As systems guys, we kinda have to at least be familiar with all the goofy tools and languages and their operational quirks. Otherwise we can't see when the devs addicted to "ooh shiny" are about to drive the bus off the cliff. So it's a little different for you and me.
The very top of his article is also hilarious. Another common self-inflicted wound set. The devs in his story are writing both the design spec and choosing the materials for the bridge? Never seen a shop that wasn't totally out of control, allowing that for every component of "the bridge". Of course with the demise of waterfall and top down type design also went away with it the design team choosing tools and standards and the team sticking to them.
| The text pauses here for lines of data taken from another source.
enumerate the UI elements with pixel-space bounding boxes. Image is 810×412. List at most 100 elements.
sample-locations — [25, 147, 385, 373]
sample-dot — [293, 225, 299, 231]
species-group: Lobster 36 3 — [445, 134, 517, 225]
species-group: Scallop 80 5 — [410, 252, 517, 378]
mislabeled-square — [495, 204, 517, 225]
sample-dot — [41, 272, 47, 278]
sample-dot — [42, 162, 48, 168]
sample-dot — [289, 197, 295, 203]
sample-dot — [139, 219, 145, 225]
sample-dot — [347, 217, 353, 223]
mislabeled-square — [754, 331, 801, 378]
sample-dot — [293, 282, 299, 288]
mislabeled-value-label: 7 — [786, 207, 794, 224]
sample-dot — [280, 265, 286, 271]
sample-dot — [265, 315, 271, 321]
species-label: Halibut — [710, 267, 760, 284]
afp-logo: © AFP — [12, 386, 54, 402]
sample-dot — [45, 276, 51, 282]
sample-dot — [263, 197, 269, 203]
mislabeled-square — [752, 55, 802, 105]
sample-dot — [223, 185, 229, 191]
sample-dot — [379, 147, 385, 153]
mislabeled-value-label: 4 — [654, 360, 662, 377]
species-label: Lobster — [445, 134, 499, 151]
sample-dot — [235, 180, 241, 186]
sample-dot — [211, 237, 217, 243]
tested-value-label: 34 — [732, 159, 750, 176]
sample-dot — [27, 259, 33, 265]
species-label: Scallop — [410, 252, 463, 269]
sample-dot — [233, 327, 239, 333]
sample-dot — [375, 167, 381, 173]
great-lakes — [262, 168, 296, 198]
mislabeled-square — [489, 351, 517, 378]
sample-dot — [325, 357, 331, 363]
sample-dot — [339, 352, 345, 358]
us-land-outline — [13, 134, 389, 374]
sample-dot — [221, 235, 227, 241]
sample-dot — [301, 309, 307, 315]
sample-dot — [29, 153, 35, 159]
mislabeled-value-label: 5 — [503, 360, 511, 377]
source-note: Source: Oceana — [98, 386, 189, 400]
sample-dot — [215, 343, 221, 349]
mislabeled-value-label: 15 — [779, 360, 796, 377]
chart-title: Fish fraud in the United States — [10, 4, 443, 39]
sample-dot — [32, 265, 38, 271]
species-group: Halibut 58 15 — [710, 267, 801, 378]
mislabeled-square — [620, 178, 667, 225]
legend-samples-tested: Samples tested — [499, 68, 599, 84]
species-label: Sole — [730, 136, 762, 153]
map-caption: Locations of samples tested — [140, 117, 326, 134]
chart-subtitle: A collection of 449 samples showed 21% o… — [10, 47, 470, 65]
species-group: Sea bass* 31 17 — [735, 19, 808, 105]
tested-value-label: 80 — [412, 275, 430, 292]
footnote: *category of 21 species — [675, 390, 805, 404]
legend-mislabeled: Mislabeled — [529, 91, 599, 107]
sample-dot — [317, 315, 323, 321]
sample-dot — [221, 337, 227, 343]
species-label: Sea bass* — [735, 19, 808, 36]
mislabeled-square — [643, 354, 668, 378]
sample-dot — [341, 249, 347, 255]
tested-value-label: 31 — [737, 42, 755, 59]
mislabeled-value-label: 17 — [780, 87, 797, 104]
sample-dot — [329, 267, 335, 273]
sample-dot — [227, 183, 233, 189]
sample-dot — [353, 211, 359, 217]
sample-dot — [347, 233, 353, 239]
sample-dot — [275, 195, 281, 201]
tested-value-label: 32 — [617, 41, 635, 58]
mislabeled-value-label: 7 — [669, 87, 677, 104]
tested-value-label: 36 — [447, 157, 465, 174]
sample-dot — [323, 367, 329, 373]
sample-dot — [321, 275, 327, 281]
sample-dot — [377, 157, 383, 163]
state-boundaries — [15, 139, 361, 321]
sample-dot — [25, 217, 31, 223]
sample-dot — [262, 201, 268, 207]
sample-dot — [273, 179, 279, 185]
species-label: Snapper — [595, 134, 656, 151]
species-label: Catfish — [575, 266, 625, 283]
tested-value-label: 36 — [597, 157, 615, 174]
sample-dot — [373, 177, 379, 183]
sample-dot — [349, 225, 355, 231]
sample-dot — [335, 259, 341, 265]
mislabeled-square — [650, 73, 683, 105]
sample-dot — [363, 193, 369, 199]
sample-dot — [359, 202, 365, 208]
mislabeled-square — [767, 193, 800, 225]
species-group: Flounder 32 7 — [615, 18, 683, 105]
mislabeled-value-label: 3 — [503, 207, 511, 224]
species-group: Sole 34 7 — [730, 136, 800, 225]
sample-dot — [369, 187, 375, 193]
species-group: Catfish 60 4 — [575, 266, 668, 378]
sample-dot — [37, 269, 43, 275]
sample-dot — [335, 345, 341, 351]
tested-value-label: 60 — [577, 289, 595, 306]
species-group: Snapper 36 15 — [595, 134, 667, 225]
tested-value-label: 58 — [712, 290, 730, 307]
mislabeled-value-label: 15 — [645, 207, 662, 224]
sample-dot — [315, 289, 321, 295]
Agile methodology never intended to be the excuse for "I found this tool that's at version 0.05 on the Internet, only supported by one guy in his basement, and I want to install it on Production because I'm so agile I can support it". Heh. But it turns into that everywhere I've ever been.
I'm not kidding. I had this conversation today with a young coder...
"I knew a guy who wrote code in aerospace stuff! He said it was CRAZY how much testing they had to do!"
LOL... Gee, I wonder why.
Why would you shut it down ? They don't make any money sitting on the ramp !
Seriously though thanks a lot software engineer douche ! Wish I could make mistakes of this magnitude and still keep my job.
BTW, for those that don't understand what's so hard about software development, this article describes it pretty well. Worth the read..and actually scary scary accurate:
http://www.stilldrinking.org/programming-sucks
True, but any man-made machine needs maintenance. Seems an awful long stretch for an aircraft to be run with NOTHING requiring a shutdown.